Louis Bayard is the author of the new novel Jackie & Me. His other books include the novel Courting Mr. Lincoln, and his work has appeared in a variety of publications, including The Washington Post and The New York Times. He is an instructor at George Washington University, and chairs the PEN/Faulkner Awards.
Q: What inspired you to write Jackie & Me, and why did you choose JFK’s friend Lem Billings as your narrator?
A: Lem was the gateway from the start. I found him a few years ago via my college alumni weekly. On the cover was a photo of Jack Kennedy, an almost unrecognizable freshman, and there, alongside him, was Lem: this big grinning bespectacled guy whose main claim to fame, in his and everybody else’s mind, was being Jack’s best friend.
Then I learned that Lem had this interesting life of his own, that he was a closeted gay man and had a unique ringside view on the Jack-and-Jackie courtship. So I figured he could be both a fascinating guide to that era and a poignant character in his own right.
Q: How did you research the novel, and did you learn anything especially surprising?
A: Well, because of Covid, I didn’t have my usual access to the Library of Congress, but I did have the usual stack of books on each side of my writing chair.
What surprised me most, probably, was that even though the events in the book all happened within living memory, you can’t get any of the historical accounts to agree with each other. Nobody can even agree on when Jack and Jackie met or how he popped the question. Which just confirms my long-held opinion that history is in itself fiction.
Q: In the book's acknowledgments, you write, “Jackie & Me is, without apology, a fictional work and an exercise in alternative history.” Can you say more about the concept of alternative history as it relates to the novel?
A: I would call it one of the central themes here – the roads not taken, the choices that we might have made and that we might, in some alongside world, still make. So the book becomes a kind of meditation on contingency, those moments in every life where a potentially infinite number of outcomes radiate out from a single point.

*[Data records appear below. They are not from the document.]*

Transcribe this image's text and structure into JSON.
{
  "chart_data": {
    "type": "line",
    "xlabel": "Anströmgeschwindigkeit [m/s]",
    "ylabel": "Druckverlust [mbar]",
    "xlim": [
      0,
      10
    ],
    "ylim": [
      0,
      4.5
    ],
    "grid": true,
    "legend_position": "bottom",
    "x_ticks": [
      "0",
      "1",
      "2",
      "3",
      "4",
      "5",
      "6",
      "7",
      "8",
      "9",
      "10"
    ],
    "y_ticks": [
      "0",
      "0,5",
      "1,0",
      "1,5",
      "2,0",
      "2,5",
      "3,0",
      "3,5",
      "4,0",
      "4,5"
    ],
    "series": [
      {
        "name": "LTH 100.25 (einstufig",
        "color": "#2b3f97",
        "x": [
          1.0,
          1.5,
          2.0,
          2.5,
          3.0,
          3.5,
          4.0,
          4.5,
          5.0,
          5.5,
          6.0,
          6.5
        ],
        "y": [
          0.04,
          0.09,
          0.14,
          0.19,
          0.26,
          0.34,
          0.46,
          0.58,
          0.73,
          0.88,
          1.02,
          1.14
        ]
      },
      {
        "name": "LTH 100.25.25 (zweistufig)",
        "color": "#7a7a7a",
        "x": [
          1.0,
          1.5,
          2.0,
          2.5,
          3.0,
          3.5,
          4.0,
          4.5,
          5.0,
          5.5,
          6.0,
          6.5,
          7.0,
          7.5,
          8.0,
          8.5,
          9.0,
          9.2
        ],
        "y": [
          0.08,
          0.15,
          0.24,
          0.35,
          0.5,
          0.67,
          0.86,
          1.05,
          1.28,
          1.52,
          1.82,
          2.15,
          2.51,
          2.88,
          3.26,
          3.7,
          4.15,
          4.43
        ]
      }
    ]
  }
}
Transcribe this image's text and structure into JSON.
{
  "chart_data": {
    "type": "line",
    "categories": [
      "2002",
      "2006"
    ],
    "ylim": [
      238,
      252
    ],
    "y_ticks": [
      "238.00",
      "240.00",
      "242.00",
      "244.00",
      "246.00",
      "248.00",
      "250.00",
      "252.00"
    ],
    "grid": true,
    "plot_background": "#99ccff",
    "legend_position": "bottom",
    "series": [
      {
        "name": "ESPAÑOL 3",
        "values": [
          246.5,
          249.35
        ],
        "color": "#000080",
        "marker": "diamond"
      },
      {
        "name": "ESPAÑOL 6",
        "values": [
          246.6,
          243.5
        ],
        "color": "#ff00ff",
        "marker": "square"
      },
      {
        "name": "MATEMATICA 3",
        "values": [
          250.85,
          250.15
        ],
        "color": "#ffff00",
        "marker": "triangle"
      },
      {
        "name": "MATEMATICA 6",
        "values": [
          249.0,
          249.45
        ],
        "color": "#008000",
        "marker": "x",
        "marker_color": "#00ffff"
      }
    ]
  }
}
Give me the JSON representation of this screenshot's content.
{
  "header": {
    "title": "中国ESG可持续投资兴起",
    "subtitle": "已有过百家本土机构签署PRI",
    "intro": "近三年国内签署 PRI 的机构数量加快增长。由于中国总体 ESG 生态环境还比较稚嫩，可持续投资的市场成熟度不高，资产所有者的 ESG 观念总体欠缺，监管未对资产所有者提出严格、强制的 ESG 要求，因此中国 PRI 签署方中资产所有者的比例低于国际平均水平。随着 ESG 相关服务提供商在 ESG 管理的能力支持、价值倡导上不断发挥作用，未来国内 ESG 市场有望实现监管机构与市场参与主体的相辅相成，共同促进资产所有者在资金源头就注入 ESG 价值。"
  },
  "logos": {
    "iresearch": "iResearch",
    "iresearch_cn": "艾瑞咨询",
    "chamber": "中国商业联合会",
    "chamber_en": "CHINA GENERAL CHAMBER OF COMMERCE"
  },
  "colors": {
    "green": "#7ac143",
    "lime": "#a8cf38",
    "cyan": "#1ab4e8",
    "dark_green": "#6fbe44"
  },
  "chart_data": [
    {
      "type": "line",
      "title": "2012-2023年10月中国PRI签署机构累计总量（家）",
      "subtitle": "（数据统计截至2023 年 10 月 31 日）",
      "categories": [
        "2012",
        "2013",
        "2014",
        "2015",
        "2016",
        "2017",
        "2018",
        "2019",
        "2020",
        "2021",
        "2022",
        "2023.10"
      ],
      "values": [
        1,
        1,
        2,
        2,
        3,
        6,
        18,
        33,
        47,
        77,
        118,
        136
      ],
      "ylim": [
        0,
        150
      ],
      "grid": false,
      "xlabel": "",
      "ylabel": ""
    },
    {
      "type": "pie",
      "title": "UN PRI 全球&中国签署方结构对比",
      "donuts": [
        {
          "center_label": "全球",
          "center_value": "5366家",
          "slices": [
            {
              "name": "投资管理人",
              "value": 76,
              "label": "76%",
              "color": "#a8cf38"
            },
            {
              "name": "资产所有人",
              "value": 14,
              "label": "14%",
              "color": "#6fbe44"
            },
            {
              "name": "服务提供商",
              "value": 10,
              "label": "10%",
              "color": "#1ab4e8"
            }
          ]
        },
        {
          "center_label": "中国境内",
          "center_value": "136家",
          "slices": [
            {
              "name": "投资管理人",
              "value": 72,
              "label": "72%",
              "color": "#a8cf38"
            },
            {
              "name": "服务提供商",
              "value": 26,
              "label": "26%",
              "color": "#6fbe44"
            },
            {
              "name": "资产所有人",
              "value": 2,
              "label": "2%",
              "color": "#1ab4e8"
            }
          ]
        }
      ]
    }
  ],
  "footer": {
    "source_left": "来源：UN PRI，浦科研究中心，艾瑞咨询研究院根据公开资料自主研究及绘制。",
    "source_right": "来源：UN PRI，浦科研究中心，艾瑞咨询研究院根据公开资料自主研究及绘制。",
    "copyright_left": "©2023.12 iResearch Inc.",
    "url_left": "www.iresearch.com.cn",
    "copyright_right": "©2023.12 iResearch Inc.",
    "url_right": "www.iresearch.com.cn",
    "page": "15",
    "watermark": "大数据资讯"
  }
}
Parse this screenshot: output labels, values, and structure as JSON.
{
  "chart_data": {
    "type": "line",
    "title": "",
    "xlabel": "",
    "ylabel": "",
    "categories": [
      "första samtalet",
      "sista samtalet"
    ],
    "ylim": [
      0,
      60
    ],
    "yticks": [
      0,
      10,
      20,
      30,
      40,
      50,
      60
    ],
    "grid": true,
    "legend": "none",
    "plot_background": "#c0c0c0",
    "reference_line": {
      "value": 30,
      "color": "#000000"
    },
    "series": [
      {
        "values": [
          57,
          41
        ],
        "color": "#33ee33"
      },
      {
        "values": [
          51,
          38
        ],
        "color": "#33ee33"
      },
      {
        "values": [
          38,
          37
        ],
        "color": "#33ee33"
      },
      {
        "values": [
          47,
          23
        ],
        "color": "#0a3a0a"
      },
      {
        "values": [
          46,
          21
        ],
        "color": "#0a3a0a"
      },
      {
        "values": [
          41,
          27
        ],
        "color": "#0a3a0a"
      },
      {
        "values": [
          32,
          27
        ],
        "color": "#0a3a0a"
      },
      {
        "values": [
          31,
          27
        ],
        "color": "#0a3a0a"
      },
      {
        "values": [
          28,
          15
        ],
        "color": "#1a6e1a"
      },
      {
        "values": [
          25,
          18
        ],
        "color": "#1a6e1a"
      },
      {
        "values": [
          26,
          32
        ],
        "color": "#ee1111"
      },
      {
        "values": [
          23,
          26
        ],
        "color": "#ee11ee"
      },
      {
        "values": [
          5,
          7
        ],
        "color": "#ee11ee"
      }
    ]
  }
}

Q: The Kirkus Review of the book says, in part, “While Lem Billings was an actual Kennedy intimate, narrator Lem is reminiscent of The Great Gatsby’s Nick Carraway, and his fictional reminiscences structure the novel around the triangular friendship he shares with Jack and Jackie in the years leading up to their wedding in the early 1950s.” What do you think of that comparison?
A: Well, first of all, any time somebody compares me in some way to Fitzgerald, I’m going to kvell a little. But, oddly, I never drew that analogy myself. My frame of reference going in was The Remains of the Day, where the narrator comes to see—too late to do anything about it—that he has sacrificed his whole life to a man, to a way of life that didn’t deserve it.
But hey, I’ll take Nick Carraway, too. And it may just show the way in which Gatsby is wired into our cultural DNA. We draw on it even when we don’t know we’re doing it.
Q: What are you working on now?
A: I tend not to speak too much of works in progress, but I can say that it’s set, at least partly, in Norfolk, England, and that it does not involve any presidents! I’ve done three so far, and I’d say that’s enough for now.
Q: Anything else we should know?
A: Just that I’m happy to still be still doing this. Jackie & Me is my 10th novel, and I’ve still got a lot of stories I want to tell. So I’ll see you down the road, Deborah.